Lovely man, Anna thought, and she felt some sympathy for Theresa as she watched him go.


She had plenty of other visitors to the warehouse that day. Her lumberman, Frank, came to pose for her. He was an excellent model, keeping perfectly still, even though he had to hold a long-handled ax steady the whole time. Anna could tell he got a kick out of posing and having some time off from his real job grading wood. About half an hour after he left, Jesse and Peter arrived and started working on the stretcher, and a short time later, Martin Drapple showed up again.

“I had some spare time,” he said. “Thought I’d come see if I could help out with the— Hey!” He noticed the cartoon. “You’re making great progress!” He stood back to admire—she hoped—her drawing. “You’re quick,” he added, and Anna wondered if he thought she was working too quickly to do a good job. Why did she doubt herself so? She would accept his words as a compliment. Still, she was annoyed he was there. Was he keeping an eye on her?

“Thank you,” she said. “It’s going well so far.”

He turned toward Peter and Jesse where they grappled with the stretcher on the floor.

“Hey, fellas,” he said. “Looks like you could use another pair of hands.”

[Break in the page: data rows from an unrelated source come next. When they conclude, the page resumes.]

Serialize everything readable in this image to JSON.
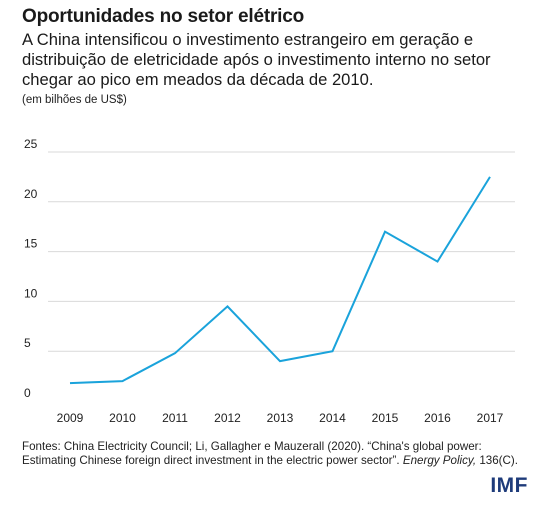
{
  "header": {
    "title": "Oportunidades no setor elétrico",
    "subtitle": "A China intensificou o investimento estrangeiro em geração e distribuição de eletricidade após o investimento interno no setor chegar ao pico em meados da década de 2010.",
    "unit": "(em bilhões de US$)"
  },
  "chart_data": {
    "type": "line",
    "title": "",
    "xlabel": "",
    "ylabel": "",
    "x": [
      2009,
      2010,
      2011,
      2012,
      2013,
      2014,
      2015,
      2016,
      2017
    ],
    "series": [
      {
        "values": [
          1.8,
          2.0,
          4.8,
          9.5,
          4.0,
          5.0,
          17.0,
          14.0,
          22.5
        ]
      }
    ],
    "ylim": [
      0,
      25
    ],
    "yticks": [
      0,
      5,
      10,
      15,
      20,
      25
    ],
    "grid": true,
    "line_color": "#1aa3db",
    "grid_color": "#d9d9d9"
  },
  "footer": {
    "source_main": "Fontes: China Electricity Council;  Li, Gallagher e Mauzerall (2020). “China's global power: Estimating Chinese foreign direct investment in the electric power sector”.",
    "source_journal": "Energy Policy,",
    "source_tail": "136(C).",
    "logo": "IMF"
  }
}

“Sure could, sir!” Peter said. Jesse kept his head down, focusing on the screw he was turning into place. Martin lowered himself to the floor and held the two lengths of wood steady for him. Anna watched for a moment as the three of them worked together and she gradually shifted from annoyance at Martin’s arrival to gratitude. The boys could not easily manage the stretcher alone. She turned back to the cartoon and let the boys and Martin work on their own.

Did Martin’s wife know he was at the warehouse? she wondered. Did she know he’d stopped in last week as well? Did he go home and tell her he’d helped Anna Dale make the grid lines on the cartoon? She doubted that very much. They’d be divorced by now if he had. She remembered the angry woman on the library steps, how she’d clutched Anna’s arm. How afraid she’d seemed over the family finances, with Martin’s design not being accepted for the post office. He shouldn’t be here in the warehouse, Anna thought, working for free. He especially shouldn’t be here with her.